On 5/15/24 10:09, Waiman Long wrote:
On 5/14/24 21:31, Ming Lei wrote:
__blkcg_rstat_flush() can be run anytime, especially when
blk_cgroup_bio_start
is being executed.
If WRITE of `->lqueued` is re-ordered with READ of 'bisc->lnode.next' in
the loop of __blkcg_rstat_flush(), `next_bisc` can be assigned with one
stat instance being added in blk_cgroup_bio_start(), then the local
list in __blkcg_rstat_flush() could be corrupted.

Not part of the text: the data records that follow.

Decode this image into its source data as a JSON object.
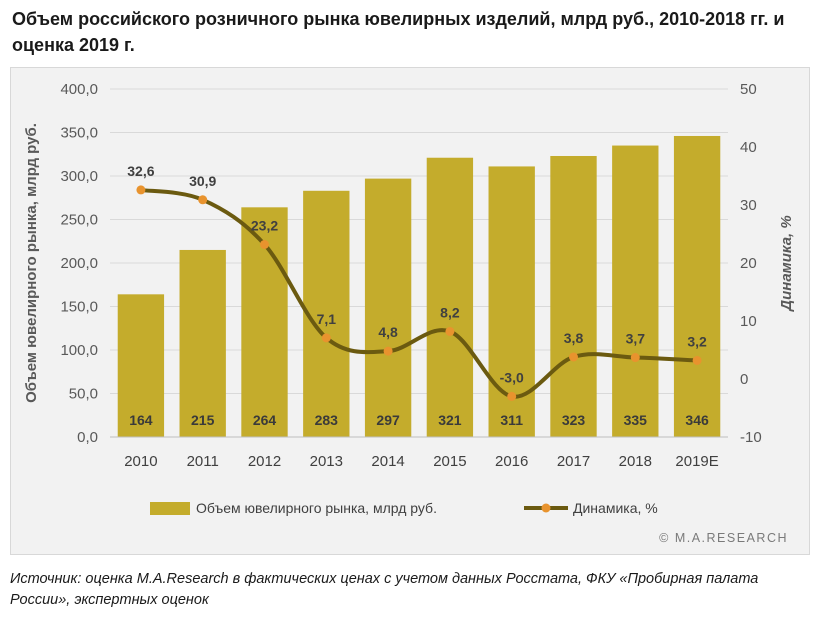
{
  "title": "Объем российского розничного рынка ювелирных изделий, млрд руб., 2010-2018 гг. и оценка 2019 г.",
  "watermark": "© M.A.RESEARCH",
  "source": "Источник: оценка M.A.Research в фактических ценах с учетом данных Росстата, ФКУ «Пробирная палата России», экспертных оценок",
  "chart_data": {
    "type": "bar",
    "categories": [
      "2010",
      "2011",
      "2012",
      "2013",
      "2014",
      "2015",
      "2016",
      "2017",
      "2018",
      "2019E"
    ],
    "series": [
      {
        "name": "Объем ювелирного рынка, млрд руб.",
        "type": "bar",
        "axis": "left",
        "values": [
          164,
          215,
          264,
          283,
          297,
          321,
          311,
          323,
          335,
          346
        ],
        "labels": [
          "164",
          "215",
          "264",
          "283",
          "297",
          "321",
          "311",
          "323",
          "335",
          "346"
        ],
        "color": "#c4ac2c"
      },
      {
        "name": "Динамика, %",
        "type": "line",
        "axis": "right",
        "values": [
          32.6,
          30.9,
          23.2,
          7.1,
          4.8,
          8.2,
          -3.0,
          3.8,
          3.7,
          3.2
        ],
        "labels": [
          "32,6",
          "30,9",
          "23,2",
          "7,1",
          "4,8",
          "8,2",
          "-3,0",
          "3,8",
          "3,7",
          "3,2"
        ],
        "color": "#6b5a10",
        "marker_color": "#e8932e"
      }
    ],
    "ylabel": "Объем ювелирного рынка, млрд руб.",
    "y2label": "Динамика, %",
    "ylim": [
      0,
      400
    ],
    "y2lim": [
      -10,
      50
    ],
    "yticks": [
      "0,0",
      "50,0",
      "100,0",
      "150,0",
      "200,0",
      "250,0",
      "300,0",
      "350,0",
      "400,0"
    ],
    "y2ticks": [
      "-10",
      "0",
      "10",
      "20",
      "30",
      "40",
      "50"
    ],
    "grid": true,
    "legend": "bottom"
  }
}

Fix the issue by adding one barrier.
Cc: Tejun Heo <tj@xxxxxxxxxx>
Cc: Waiman Long <longman@xxxxxxxxxx>
Fixes: 3b8cc6298724 ("blk-cgroup: Optimize blkcg_rstat_flush()")

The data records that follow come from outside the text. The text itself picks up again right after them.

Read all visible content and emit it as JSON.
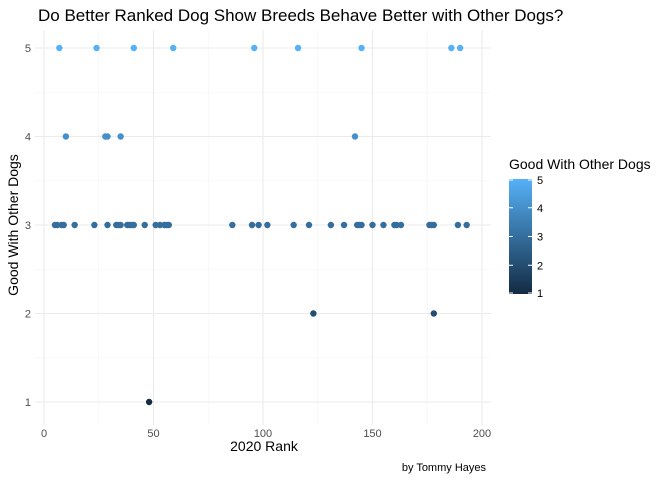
{
  "chart_data": {
    "type": "scatter",
    "title": "Do Better Ranked Dog Show Breeds Behave Better with Other Dogs?",
    "xlabel": "2020 Rank",
    "ylabel": "Good With Other Dogs",
    "caption": "by Tommy Hayes",
    "xlim": [
      0,
      200
    ],
    "ylim": [
      1,
      5
    ],
    "xticks": [
      0,
      50,
      100,
      150,
      200
    ],
    "yticks": [
      1,
      2,
      3,
      4,
      5
    ],
    "grid": true,
    "legend": {
      "title": "Good With Other Dogs",
      "placement": "right",
      "type": "colorbar",
      "range": [
        1,
        5
      ],
      "ticks": [
        1,
        2,
        3,
        4,
        5
      ],
      "low_color": "#132B43",
      "high_color": "#56B1F7"
    },
    "points": [
      {
        "x": 7,
        "y": 5
      },
      {
        "x": 24,
        "y": 5
      },
      {
        "x": 41,
        "y": 5
      },
      {
        "x": 59,
        "y": 5
      },
      {
        "x": 96,
        "y": 5
      },
      {
        "x": 116,
        "y": 5
      },
      {
        "x": 145,
        "y": 5
      },
      {
        "x": 186,
        "y": 5
      },
      {
        "x": 190,
        "y": 5
      },
      {
        "x": 10,
        "y": 4
      },
      {
        "x": 28,
        "y": 4
      },
      {
        "x": 29,
        "y": 4
      },
      {
        "x": 35,
        "y": 4
      },
      {
        "x": 142,
        "y": 4
      },
      {
        "x": 5,
        "y": 3
      },
      {
        "x": 6,
        "y": 3
      },
      {
        "x": 8,
        "y": 3
      },
      {
        "x": 9,
        "y": 3
      },
      {
        "x": 14,
        "y": 3
      },
      {
        "x": 23,
        "y": 3
      },
      {
        "x": 29,
        "y": 3
      },
      {
        "x": 33,
        "y": 3
      },
      {
        "x": 34,
        "y": 3
      },
      {
        "x": 35,
        "y": 3
      },
      {
        "x": 38,
        "y": 3
      },
      {
        "x": 39,
        "y": 3
      },
      {
        "x": 40,
        "y": 3
      },
      {
        "x": 41,
        "y": 3
      },
      {
        "x": 46,
        "y": 3
      },
      {
        "x": 51,
        "y": 3
      },
      {
        "x": 53,
        "y": 3
      },
      {
        "x": 55,
        "y": 3
      },
      {
        "x": 56,
        "y": 3
      },
      {
        "x": 57,
        "y": 3
      },
      {
        "x": 86,
        "y": 3
      },
      {
        "x": 95,
        "y": 3
      },
      {
        "x": 98,
        "y": 3
      },
      {
        "x": 102,
        "y": 3
      },
      {
        "x": 114,
        "y": 3
      },
      {
        "x": 121,
        "y": 3
      },
      {
        "x": 131,
        "y": 3
      },
      {
        "x": 137,
        "y": 3
      },
      {
        "x": 143,
        "y": 3
      },
      {
        "x": 144,
        "y": 3
      },
      {
        "x": 145,
        "y": 3
      },
      {
        "x": 150,
        "y": 3
      },
      {
        "x": 155,
        "y": 3
      },
      {
        "x": 160,
        "y": 3
      },
      {
        "x": 161,
        "y": 3
      },
      {
        "x": 163,
        "y": 3
      },
      {
        "x": 176,
        "y": 3
      },
      {
        "x": 177,
        "y": 3
      },
      {
        "x": 178,
        "y": 3
      },
      {
        "x": 189,
        "y": 3
      },
      {
        "x": 193,
        "y": 3
      },
      {
        "x": 123,
        "y": 2
      },
      {
        "x": 178,
        "y": 2
      },
      {
        "x": 48,
        "y": 1
      }
    ]
  }
}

Signed-off-by: Ming Lei <ming.lei@xxxxxxxxxx>
---
block/blk-cgroup.c | 10 ++++++++++
1 file changed, 10 insertions(+)
diff --git a/block/blk-cgroup.c b/block/blk-cgroup.c
index 86752b1652b5..b36ba1d40ba1 100644
--- a/block/blk-cgroup.c
+++ b/block/blk-cgroup.c
@@ -1036,6 +1036,16 @@ static void __blkcg_rstat_flush(struct blkcg
*blkcg, int cpu)
struct blkg_iostat cur;
unsigned int seq;
+ /*
+ * Order assignment of `next_bisc` from `bisc->lnode.next` in
+ * llist_for_each_entry_safe and clearing `bisc->lqueued` for
+ * avoiding to assign `next_bisc` with new next pointer added
+ * in blk_cgroup_bio_start() in case of re-ordering.
+ *
+ * The pair barrier is implied in llist_add() in
blk_cgroup_bio_start().
+ */
+ smp_mb();
+
WRITE_ONCE(bisc->lqueued, false);
I believe replacing WRITE_ONCE() by smp_store_release() and the
READ_ONCE() in blk_cgroup_bio_start() by smp_load_acquire() should
provide enough barrier to prevent unexpected reordering as the
subsequent u64_stats_fetch_begin() will also provide a read barrier
for subsequent read.
We can also use a smp_acquire__after_ctrl_dep() after the READ_ONCE() in
blk_cgroup_bio_start() instead of a full smp_load_acquire() to optimize
it a bit more.
Cheers,
Longman